もう少し、長い間……卒業するくらいまでは、恋人いわずとも友人として近くにいられる気がしていた。
 馬鹿だ。
 策士が策におぼれるように、悪賢い俺も、たまに失敗をする。
 解っていたはずだ。何もかもが思ったとおりになるほど、俺は俺自身の気持ちも整理できていない。
 最初からわかっていた。
 時間がたつごとに怖くなるのだ。
 俺がずっと志川の傍にいることを望むこと、志川がそれを許すことが怖くて仕方なくなる。
 ずっと卒業までと自分自身にいい聞かせているというのに、ならその先、志川がいなくて俺はどうするのかと考えてしまう。
 たかが恋だ。人はそれだけで生きるわけではない。まして俺は不確定要素の多い人間で、卒業までといわず期限がくることもあるだろう。
 けれど、こうして離れて、やっぱり好きで、嫌われるのも、俺の傍にいないのも、これから先がないのも、いやだと思った。
 いやだからこそ、俺はいつも通り志川を追いかけられない。
 志川が傍にいる未来は、俺にとって魅力的だがいいことだとは思えないからだ。
 そう思いながらも、このまま少し間をおいて、ちょっと謝りでもして、そこそこ親しい友人になれば未来はマシかもしれない。そうすれば、もう少し傍にいられるのではないか。そう考える自分自身に嫌気がさす。
 先になるか、後になるかの違いだ。仲がよければ仲がいいほど、一緒にいる時間が長ければ長いほど後はつらいだけであるし、今切れてももう少し一緒にいられるのではと後悔するだけである。
 変わらないのだ。
 結局、未練も残して、後悔も残る。
 それがどういった感度でどういった方向でやってくるかの違いでしかない。
「たかがちょっと襲われて、『ヨォ、お疲れさん』って挨拶して笑ってやったくらいで怒られるとは思ってなかった」
 それほど心配されるとは露にも思っていなかった。
 心配してくれているから、俺の態度に怒ったんだろう。そう思えれば少し幸せかもしれない。

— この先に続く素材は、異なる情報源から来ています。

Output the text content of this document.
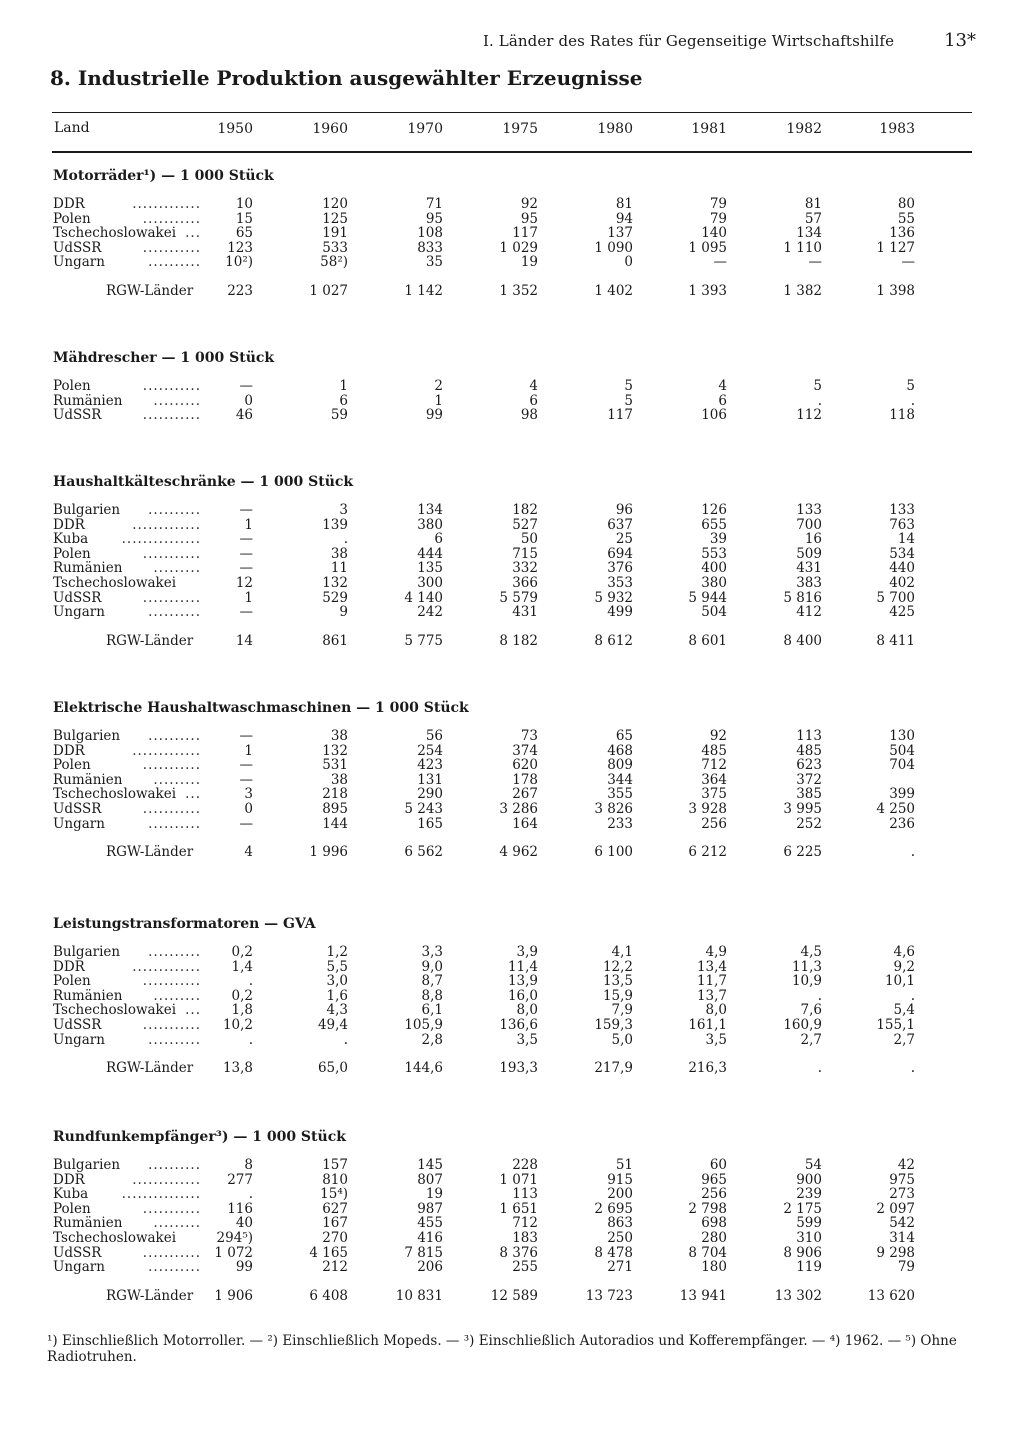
I. Länder des Rates für Gegenseitige Wirtschaftshilfe	13*
8. Industrielle Produktion ausgewählter Erzeugnisse
Land	1950	1960	1970	1975	1980	1981	1982	1983
Motorräder¹) — 1 000 Stück
DDR	.............	10	120	71	92	81	79	81	80
Polen	...........	15	125	95	95	94	79	57	55
Tschechoslowakei ...	65	191	108	117	137	140	134	136
UdSSR	...........	123	533	833	1 029	1 090	1 095	1 110	1 127
Ungarn	..........	10²)	58²)	35	19	0	—	—	—
RGW-Länder	223	1 027	1 142	1 352	1 402	1 393	1 382	1 398
Mähdrescher — 1 000 Stück
Polen	...........	—	1	2	4	5	4	5	5
Rumänien .........	0	6	1	6	5	6	.	.
UdSSR	...........	46	59	99	98	117	106	112	118
Haushaltkälteschränke — 1 000 Stück
Bulgarien ..........	—	3	134	182	96	126	133	133
DDR	.............	1	139	380	527	637	655	700	763
Kuba ...............	—	.	6	50	25	39	16	14
Polen	...........	—	38	444	715	694	553	509	534
Rumänien .........	—	11	135	332	376	400	431	440
Tschechoslowakei	12	132	300	366	353	380	383	402
UdSSR	...........	1	529	4 140	5 579	5 932	5 944	5 816	5 700
Ungarn	..........	—	9	242	431	499	504	412	425
RGW-Länder	14	861	5 775	8 182	8 612	8 601	8 400	8 411
Elektrische Haushaltwaschmaschinen — 1 000 Stück
Bulgarien ..........	—	38	56	73	65	92	113	130
DDR	.............	1	132	254	374	468	485	485	504
Polen	...........	—	531	423	620	809	712	623	704
Rumänien .........	—	38	131	178	344	364	372
Tschechoslowakei ...	3	218	290	267	355	375	385	399
UdSSR	...........	0	895	5 243	3 286	3 826	3 928	3 995	4 250
Ungarn	..........	—	144	165	164	233	256	252	236
RGW-Länder	4	1 996	6 562	4 962	6 100	6 212	6 225	.
Leistungstransformatoren — GVA
Bulgarien ..........	0,2	1,2	3,3	3,9	4,1	4,9	4,5	4,6
DDR	.............	1,4	5,5	9,0	11,4	12,2	13,4	11,3	9,2
Polen	...........	.	3,0	8,7	13,9	13,5	11,7	10,9	10,1
Rumänien .........	0,2	1,6	8,8	16,0	15,9	13,7	.	.
Tschechoslowakei ...	1,8	4,3	6,1	8,0	7,9	8,0	7,6	5,4
UdSSR	...........	10,2	49,4	105,9	136,6	159,3	161,1	160,9	155,1
Ungarn	..........	.	.	2,8	3,5	5,0	3,5	2,7	2,7
RGW-Länder	13,8	65,0	144,6	193,3	217,9	216,3	.	.
Rundfunkempfänger³) — 1 000 Stück
Bulgarien ..........	8	157	145	228	51	60	54	42
DDR	.............	277	810	807	1 071	915	965	900	975
Kuba ...............	.	15⁴)	19	113	200	256	239	273
Polen	...........	116	627	987	1 651	2 695	2 798	2 175	2 097
Rumänien .........	40	167	455	712	863	698	599	542
Tschechoslowakei	294⁵)	270	416	183	250	280	310	314
UdSSR	........... 1 072	4 165	7 815	8 376	8 478	8 704	8 906	9 298
Ungarn	..........	99	212	206	255	271	180	119	79
RGW-Länder	1 906	6 408	10 831	12 589	13 723	13 941	13 302	13 620
¹) Einschließlich Motorroller. — ²) Einschließlich Mopeds. — ³) Einschließlich Autoradios und Kofferempfänger. — ⁴) 1962. — ⁵) Ohne Radiotruhen.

 俺は一、二度、顔を左右に倒し、肩を揉むと自室に戻る。
 その自室に戻ると、電気がついていた。
 珍しく消し忘れたかと部屋の奥を見ると、ソファーの上で転がって携帯を眺めていた男が、ドアが閉まる音を聞いて顔を上げる。
「……反省してねぇだろ」
 久しぶりに見た呆れ顔が、嬉しくて仕方ない。
「する必要があるのか。いかにもらしいだろう」
 呼吸を忘れる前に、出て行ってくれたことばのなんと優秀なことだろう。
 吐き出したことばが震わしたのが空気だけで、声が揺れないのは奇跡かもしれない。
「確かにいつも通りだった」
 携帯を机の上に滑らせて、俺の良く知る胃痛もちがため息をついた。
「俺もいつも通りだった」
 そう思えば、胃痛もちのヤンキーはついつい面倒をみてしまうやつだったなと思い、笑ってしまった。
「なるほど。それは、怒るか」
「……八つ当たりにちけぇが」
「いや、少し嬉しい」
 ヤンキー……志川も笑う。俺は鼻で笑ってしまったが、志川はいつも通り仕方なさそうに笑った。
 嫌いではない。
「好きだ」
「あ?」
 気がついたらいってしまっていた。
「やっぱり、好きだ」
 どうして、恋なんてものはこうもままならないのだろう。
 まだ時間があると思う俺は、本当に馬鹿だ。
「急に告んな」
 照れた様子もなく、いつも通り呆れている志川に近寄って今すぐ押し倒したら、志川は雰囲気に流されてくれるだろうか。思い出をつくるのなら今しかないと、現金なポジティブさが頭をもたげる。
 実行するのはやぶさかではない。
 しかし、俺には一つ気になることがあった。
「ところで志川。ここにはどうやって入った」
 合鍵などは渡していない。
 志川は机の上を指で軽くたたく。
 そこには、ブラックカードといわれる、どこの鍵も開けることのできる魔法のカードが置かれていた。
「……それ、風紀委員長か、俺か、理事長しかもってねぇんだけど」
「理事長の甥っ子から少しかりた」
 転校生は理事長の甥である。
 その転校生がブラックなカードを持っていると考えたらぞっとする話だが、その転校生に少しかりたという志川にも少し思うところがあった。
「頼む姿が想像できないが」
「あの転校生は、飯、好きだよなぁ」
「飯でつったか」
「そうだな。飯食ってる間にかりてきた」
 それは、かりたといわない。
 そういうところも嫌いじゃないから、困りものだ。
 こんな調子でどうやって離れようというのか。
 恋は盲目というが、止めて欲しい限りだ。